KUALA LUMPUR: Kenanga Research is opting for property firms with strong cash flow to underpin good dividends as it maintained that the operating environment remains highly challenging.
"The outlook for the sector will continue to be clouded by oversupply and labour shortages, while housing affordability is eroding on the back of rising interest rates and soaring construction cost.
"On one hand, share prices of property companies could have found the bottoms (as most of them only trade at a fraction of their RNAV). On the other hand, there is no re-rating catalyst in sight," it said while reiterating its "neutral" call on the sector.
For the sector, the research firm has "outperform" recommendations on Eco World Development Group with a target price of 83 sen and IOI Properties Group with a target price of RM1.60.

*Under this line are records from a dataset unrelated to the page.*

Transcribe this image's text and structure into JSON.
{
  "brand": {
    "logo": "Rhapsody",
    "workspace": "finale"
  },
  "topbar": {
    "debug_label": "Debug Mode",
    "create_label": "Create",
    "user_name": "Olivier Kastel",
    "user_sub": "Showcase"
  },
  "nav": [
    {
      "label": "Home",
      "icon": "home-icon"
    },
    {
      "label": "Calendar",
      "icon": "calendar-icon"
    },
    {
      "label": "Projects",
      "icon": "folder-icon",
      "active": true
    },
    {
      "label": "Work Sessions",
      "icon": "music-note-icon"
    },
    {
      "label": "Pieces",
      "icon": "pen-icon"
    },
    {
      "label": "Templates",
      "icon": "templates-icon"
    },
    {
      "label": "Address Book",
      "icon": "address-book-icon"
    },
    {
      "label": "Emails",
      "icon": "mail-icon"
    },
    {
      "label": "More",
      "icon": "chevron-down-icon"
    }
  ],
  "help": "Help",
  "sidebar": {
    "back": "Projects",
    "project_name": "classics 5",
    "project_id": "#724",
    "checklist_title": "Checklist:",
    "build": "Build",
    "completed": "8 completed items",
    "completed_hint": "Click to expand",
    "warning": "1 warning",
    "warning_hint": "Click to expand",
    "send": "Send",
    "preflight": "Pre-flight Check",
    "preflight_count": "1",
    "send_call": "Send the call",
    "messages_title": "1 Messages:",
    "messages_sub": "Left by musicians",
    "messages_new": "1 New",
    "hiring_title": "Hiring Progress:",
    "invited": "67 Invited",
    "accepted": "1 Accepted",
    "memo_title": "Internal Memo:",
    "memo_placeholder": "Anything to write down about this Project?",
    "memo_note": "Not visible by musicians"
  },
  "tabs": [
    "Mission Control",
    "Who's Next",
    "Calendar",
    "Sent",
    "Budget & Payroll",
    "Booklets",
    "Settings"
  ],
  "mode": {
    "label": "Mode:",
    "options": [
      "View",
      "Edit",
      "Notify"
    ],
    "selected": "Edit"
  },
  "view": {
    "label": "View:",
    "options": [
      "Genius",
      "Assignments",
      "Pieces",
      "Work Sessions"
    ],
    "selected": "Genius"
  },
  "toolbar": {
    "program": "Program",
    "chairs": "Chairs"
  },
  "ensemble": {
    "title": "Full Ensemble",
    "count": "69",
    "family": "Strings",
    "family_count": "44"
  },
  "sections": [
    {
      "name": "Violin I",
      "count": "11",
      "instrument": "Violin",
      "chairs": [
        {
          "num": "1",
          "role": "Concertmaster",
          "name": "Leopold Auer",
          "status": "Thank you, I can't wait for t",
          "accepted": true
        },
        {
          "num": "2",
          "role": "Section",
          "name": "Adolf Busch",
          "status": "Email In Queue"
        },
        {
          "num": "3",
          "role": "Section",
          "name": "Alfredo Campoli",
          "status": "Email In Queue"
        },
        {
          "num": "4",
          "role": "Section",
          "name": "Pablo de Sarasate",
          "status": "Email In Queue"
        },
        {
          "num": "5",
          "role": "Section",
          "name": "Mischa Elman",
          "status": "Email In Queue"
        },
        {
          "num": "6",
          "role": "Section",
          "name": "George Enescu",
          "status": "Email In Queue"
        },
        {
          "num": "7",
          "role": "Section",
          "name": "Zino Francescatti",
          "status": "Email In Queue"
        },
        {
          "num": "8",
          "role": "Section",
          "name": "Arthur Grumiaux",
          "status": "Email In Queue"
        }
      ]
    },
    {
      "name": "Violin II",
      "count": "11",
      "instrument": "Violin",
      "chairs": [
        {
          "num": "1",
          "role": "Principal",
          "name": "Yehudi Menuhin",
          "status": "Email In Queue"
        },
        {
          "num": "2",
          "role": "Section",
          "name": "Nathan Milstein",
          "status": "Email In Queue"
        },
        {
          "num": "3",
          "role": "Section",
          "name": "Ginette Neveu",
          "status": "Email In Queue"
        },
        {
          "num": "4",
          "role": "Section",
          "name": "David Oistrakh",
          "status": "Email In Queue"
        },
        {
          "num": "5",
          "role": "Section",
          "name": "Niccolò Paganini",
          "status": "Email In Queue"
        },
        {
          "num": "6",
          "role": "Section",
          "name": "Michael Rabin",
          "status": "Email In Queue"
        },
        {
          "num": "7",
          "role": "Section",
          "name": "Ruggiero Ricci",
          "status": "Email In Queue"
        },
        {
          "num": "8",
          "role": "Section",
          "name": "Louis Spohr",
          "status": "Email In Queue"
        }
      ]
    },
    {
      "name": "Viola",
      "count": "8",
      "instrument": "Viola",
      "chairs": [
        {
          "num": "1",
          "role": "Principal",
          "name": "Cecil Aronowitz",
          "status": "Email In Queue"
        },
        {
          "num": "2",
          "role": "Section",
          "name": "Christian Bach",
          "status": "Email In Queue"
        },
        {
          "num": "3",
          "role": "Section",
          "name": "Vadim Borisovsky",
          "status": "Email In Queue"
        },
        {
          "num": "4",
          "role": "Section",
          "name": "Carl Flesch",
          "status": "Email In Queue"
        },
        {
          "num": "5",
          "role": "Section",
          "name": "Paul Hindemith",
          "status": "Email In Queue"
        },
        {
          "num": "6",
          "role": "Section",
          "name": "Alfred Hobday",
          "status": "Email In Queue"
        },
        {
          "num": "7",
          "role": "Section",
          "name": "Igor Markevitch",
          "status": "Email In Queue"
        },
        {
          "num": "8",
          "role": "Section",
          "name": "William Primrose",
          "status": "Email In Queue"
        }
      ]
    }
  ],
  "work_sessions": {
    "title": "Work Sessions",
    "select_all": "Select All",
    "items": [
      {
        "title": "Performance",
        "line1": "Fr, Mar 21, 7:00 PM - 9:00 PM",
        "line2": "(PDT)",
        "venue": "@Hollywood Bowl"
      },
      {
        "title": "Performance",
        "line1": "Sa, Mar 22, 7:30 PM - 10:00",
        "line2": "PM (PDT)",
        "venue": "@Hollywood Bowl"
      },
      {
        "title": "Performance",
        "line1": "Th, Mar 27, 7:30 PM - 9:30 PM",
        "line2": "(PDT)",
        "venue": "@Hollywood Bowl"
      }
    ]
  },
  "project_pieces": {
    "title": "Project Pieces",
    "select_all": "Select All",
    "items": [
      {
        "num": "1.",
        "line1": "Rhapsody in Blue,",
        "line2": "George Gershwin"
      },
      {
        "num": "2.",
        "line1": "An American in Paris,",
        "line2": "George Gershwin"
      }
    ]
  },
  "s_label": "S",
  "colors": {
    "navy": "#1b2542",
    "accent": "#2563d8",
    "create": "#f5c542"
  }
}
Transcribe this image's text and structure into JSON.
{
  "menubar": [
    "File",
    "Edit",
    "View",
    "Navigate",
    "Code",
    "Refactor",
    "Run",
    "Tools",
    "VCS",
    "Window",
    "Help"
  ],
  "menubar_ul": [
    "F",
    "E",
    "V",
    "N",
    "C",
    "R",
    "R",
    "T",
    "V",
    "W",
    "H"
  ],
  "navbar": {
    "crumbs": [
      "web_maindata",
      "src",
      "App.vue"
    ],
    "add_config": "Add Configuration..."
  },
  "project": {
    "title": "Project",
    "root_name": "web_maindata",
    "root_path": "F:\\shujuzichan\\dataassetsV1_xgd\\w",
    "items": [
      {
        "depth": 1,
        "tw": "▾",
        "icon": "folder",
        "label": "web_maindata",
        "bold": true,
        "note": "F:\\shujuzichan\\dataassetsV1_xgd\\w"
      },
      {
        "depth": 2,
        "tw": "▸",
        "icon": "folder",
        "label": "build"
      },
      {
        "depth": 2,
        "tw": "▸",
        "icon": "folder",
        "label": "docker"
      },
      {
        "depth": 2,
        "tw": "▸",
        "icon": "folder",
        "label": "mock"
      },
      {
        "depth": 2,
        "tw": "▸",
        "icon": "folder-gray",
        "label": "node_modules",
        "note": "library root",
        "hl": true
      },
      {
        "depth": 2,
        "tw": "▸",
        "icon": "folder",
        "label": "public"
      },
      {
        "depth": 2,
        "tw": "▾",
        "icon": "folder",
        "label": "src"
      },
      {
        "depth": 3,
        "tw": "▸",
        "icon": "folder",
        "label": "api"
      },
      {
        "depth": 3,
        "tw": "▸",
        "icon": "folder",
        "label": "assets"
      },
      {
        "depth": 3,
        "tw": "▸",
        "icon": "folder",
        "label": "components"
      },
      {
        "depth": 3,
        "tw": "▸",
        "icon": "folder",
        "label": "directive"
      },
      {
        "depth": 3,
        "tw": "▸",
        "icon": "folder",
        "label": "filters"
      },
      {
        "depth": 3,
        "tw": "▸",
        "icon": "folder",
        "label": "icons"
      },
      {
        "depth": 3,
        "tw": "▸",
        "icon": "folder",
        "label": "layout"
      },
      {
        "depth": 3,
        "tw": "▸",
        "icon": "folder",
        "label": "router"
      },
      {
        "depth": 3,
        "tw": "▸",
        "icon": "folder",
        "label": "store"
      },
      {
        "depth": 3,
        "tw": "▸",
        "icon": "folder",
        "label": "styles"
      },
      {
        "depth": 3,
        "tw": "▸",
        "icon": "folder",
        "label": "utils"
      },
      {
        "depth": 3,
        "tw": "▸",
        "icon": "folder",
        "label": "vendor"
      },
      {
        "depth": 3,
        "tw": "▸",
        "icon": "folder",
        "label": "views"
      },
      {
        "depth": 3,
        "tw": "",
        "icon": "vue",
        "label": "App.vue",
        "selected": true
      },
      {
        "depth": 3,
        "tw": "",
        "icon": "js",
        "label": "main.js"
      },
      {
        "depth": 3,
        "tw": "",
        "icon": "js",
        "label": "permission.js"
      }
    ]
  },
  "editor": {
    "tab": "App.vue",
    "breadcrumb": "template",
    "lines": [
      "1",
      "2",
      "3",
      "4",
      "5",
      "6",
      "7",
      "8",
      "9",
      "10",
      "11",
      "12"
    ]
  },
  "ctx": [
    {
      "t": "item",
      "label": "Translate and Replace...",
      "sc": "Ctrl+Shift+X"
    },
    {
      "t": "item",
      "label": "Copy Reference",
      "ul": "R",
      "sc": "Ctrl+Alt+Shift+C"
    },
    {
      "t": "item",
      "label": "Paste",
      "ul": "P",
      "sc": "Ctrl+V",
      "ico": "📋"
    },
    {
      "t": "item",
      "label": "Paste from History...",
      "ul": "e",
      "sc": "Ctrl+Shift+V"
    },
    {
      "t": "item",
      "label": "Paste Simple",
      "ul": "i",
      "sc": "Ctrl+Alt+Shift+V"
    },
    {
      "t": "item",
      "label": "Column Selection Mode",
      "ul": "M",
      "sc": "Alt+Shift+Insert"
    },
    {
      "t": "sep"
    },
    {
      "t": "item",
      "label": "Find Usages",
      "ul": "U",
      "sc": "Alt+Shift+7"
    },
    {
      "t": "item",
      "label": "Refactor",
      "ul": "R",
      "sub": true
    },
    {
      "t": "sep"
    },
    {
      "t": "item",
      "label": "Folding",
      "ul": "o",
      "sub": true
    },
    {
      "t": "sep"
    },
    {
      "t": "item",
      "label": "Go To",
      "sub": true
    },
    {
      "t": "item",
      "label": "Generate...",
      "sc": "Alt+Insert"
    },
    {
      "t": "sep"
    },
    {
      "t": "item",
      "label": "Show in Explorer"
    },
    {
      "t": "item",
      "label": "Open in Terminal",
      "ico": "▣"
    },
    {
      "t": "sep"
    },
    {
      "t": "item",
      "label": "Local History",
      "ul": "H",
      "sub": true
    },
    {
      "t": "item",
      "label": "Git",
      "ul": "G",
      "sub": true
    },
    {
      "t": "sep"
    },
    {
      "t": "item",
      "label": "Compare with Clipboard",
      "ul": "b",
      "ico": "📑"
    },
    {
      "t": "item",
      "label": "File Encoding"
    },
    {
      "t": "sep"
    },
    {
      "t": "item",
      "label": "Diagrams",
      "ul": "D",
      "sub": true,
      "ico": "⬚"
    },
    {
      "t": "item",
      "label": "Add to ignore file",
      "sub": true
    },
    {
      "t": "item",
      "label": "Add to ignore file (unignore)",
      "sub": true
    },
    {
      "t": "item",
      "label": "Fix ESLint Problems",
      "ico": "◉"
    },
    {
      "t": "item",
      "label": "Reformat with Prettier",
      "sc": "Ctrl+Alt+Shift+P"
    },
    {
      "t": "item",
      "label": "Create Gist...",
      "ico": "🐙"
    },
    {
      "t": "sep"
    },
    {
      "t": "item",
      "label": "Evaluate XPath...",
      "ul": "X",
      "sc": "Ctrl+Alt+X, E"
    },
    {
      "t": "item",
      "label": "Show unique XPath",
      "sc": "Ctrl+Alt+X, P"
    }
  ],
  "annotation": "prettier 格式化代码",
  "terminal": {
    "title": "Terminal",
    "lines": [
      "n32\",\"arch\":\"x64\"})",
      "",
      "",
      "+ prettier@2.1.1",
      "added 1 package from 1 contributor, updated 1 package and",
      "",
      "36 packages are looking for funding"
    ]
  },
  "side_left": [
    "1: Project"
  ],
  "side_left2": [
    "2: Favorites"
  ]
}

According to Kenanga, there was a slight sequential deterioration in the recently concluded second quarter results season although it said this was unsurprising.
"IOIPG was the only company that beat our forecast thanks largely to stronger-than-expected overseas operations (Singapore and China), while MRCB was the only company that missed our forecast as its property unit struggled to cover overheads on low sales," it said in a note.
It added that certain developers reported healthy profitability but could face margin pressures moving forwards as the sharp rise in construction costs could exceed their contingency budgets.
However, it said most companies met expectations in terms of 1H22 sales as home buyers physically visit sales galleries following the economic reopening.
Year-to-date, Kenanga said most developers are still trailing their full-year targets for new launches due to the high construction costs as well as labour shortages and high interest rate environment eroding affordability.
"We take comfort that the cost of certain inputs, such as steel, has been easing over the last couple of months," it added.